Extension Developers Guide¶
As an Extension Developer, your goal is to build feature-rich plugins that integrate seamlessly with whatever theme a portal maintainer chooses. This guide explains how to leverage standardized components, register custom components securely, and handle theme-specific styling without breaking other layouts.
Core Development Goals¶
Theme Portability: Do not write raw HTML with framework-specific classes
(e.g. Bootstrap's btn btn-primary or Tailwind's bg-blue-500).
Semantic Calls: Always call standard ui.* component macros (e.g., {{
ui.button(...) }}) in your extension templates.
Graceful Fallbacks: Ensure that if a portal uses an abstract or custom theme that doesn't natively support your extension, the layout does not break.
Registering Custom Components¶
Sometimes your extension needs to introduce a brand-new UI component that is not part of CKAN's standard list (for example, a harvester_status box or a map_viewer).
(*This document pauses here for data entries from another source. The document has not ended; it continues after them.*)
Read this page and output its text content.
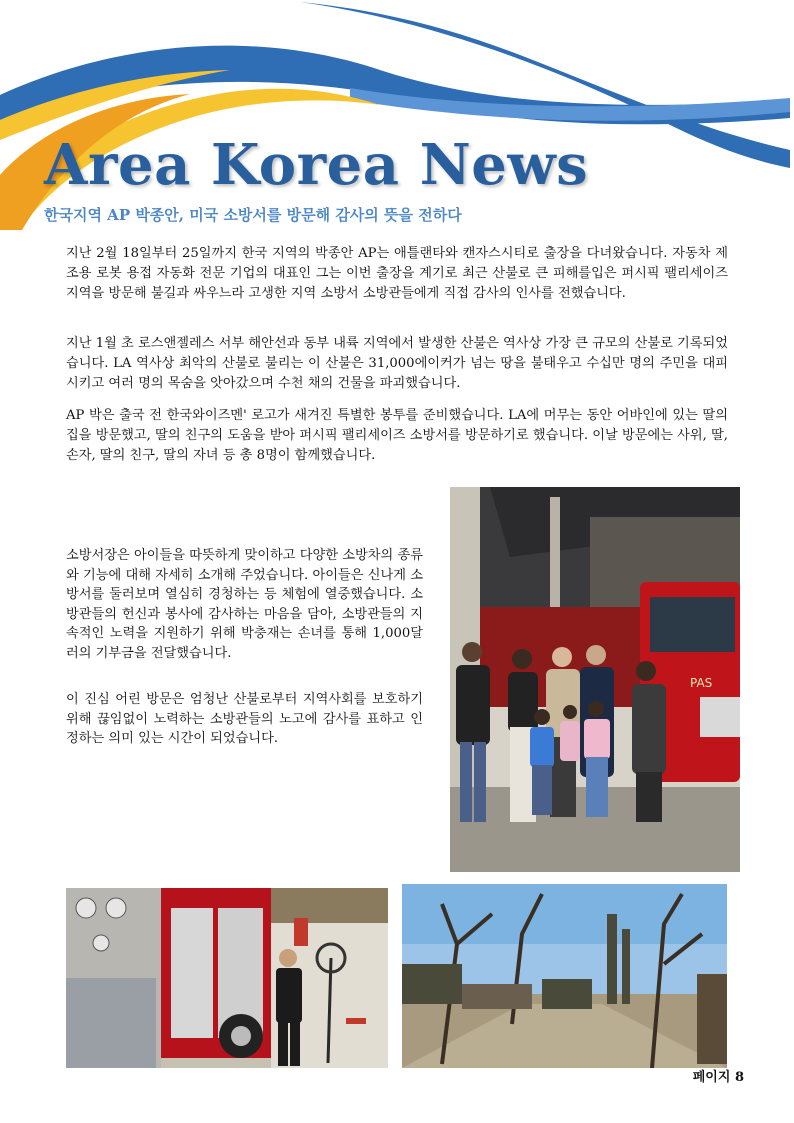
Area Korea News
한국지역 AP 박종안, 미국 소방서를 방문해 감사의 뜻을 전하다

지난 2월 18일부터 25일까지 한국 지역의 박종안 AP는 애틀랜타와 캔자스시티로 출장을 다녀왔습니다. 자동차 제조용 로봇 용접 자동화 전문 기업의 대표인 그는 이번 출장을 계기로 최근 산불로 큰 피해를입은 퍼시픽 팰리세이즈 지역을 방문해 불길과 싸우느라 고생한 지역 소방서 소방관들에게 직접 감사의 인사를 전했습니다.

지난 1월 초 로스앤젤레스 서부 해안선과 동부 내륙 지역에서 발생한 산불은 역사상 가장 큰 규모의 산불로 기록되었습니다. LA 역사상 최악의 산불로 불리는 이 산불은 31,000에이커가 넘는 땅을 불태우고 수십만 명의 주민을 대피시키고 여러 명의 목숨을 앗아갔으며 수천 채의 건물을 파괴했습니다.

AP 박은 출국 전 한국와이즈멘' 로고가 새겨진 특별한 봉투를 준비했습니다. LA에 머무는 동안 어바인에 있는 딸의 집을 방문했고, 딸의 친구의 도움을 받아 퍼시픽 팰리세이즈 소방서를 방문하기로 했습니다. 이날 방문에는 사위, 딸, 손자, 딸의 친구, 딸의 자녀 등 총 8명이 함께했습니다.

소방서장은 아이들을 따뜻하게 맞이하고 다양한 소방차의 종류와 기능에 대해 자세히 소개해 주었습니다. 아이들은 신나게 소방서를 둘러보며 열심히 경청하는 등 체험에 열중했습니다. 소방관들의 헌신과 봉사에 감사하는 마음을 담아, 소방관들의 지속적인 노력을 지원하기 위해 박충재는 손녀를 통해 1,000달러의 기부금을 전달했습니다.

이 진심 어린 방문은 엄청난 산불로부터 지역사회를 보호하기 위해 끊임없이 노력하는 소방관들의 노고에 감사를 표하고 인정하는 의미 있는 시간이 되었습니다.

PAS
페이지 8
The Method: Registering via Default Components Hook¶
You should implement the ITheme interface in your extension's plugin class and register your custom component files using get_default_theme_ui_sources():
# ckanext/my_extension/plugin.py
import ckan.plugins as p
from ckanext.theming.interfaces import ITheme
class MyExtensionPlugin(p.SingletonPlugin, ITheme):
def get_default_theme_ui_sources(self) -> list[str]:
# Return the path to the file defining your custom components
return ["templates/macros/my_extension_defaults.html"]
Why Do This?¶
Seamless Customization: Theme creators who want to explicitly support your extension can redefine your custom macros (e.g., harvester_status) inside their own ui.html using their theme's native CSS classes.
Automatic Fallback: If the active theme does not override the macro, the theming loader automatically falls back to the default component implementation provided in your my_extension_defaults.html file.
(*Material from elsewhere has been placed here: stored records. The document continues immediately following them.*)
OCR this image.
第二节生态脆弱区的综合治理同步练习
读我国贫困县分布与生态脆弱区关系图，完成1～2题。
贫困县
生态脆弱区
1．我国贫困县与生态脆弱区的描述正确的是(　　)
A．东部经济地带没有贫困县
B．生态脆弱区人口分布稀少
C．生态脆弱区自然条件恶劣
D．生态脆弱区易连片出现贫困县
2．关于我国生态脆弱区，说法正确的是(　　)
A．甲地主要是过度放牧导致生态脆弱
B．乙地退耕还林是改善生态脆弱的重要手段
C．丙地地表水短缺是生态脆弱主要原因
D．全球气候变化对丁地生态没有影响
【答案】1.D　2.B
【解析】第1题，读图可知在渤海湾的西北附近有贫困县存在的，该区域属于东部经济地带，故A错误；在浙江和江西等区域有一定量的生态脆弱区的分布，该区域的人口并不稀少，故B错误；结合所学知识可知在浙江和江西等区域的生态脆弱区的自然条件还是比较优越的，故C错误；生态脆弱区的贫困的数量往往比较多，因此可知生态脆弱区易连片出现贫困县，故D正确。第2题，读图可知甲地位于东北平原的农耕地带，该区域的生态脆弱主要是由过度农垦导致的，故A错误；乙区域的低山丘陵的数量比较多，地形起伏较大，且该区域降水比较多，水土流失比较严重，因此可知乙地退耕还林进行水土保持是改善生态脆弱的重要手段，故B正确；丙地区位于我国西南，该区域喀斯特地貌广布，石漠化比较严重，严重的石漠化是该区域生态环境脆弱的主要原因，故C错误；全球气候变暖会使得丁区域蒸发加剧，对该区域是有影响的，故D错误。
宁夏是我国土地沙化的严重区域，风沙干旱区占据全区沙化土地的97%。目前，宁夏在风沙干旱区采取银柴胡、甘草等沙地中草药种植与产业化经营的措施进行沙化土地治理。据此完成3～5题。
Scenario Playbook: Customization & Coexistence¶
Here are common scenarios you will encounter as an extension developer, and the recommended behavior:
Scenario A: You want to customize a component specifically for a popular theme¶
The Problem: You want to alter a component's structure to match the look of
a popular theme (e.g. nsw-design-system), but doing so with raw markup might
break other themes.
The Method: You must refer to the target theme's documentation. Customize the component only when that theme is active, leaving unknown themes intact to avoid layout breakages. You can check the active theme programmatically or use the patch_theme_ui() hook:
def patch_theme_ui(self, theme, ui):
if theme.name == "nsw-design-system":
# Override or patch components specifically for NSW DS
ui._add_component("custom_widget", nds_custom_implementation)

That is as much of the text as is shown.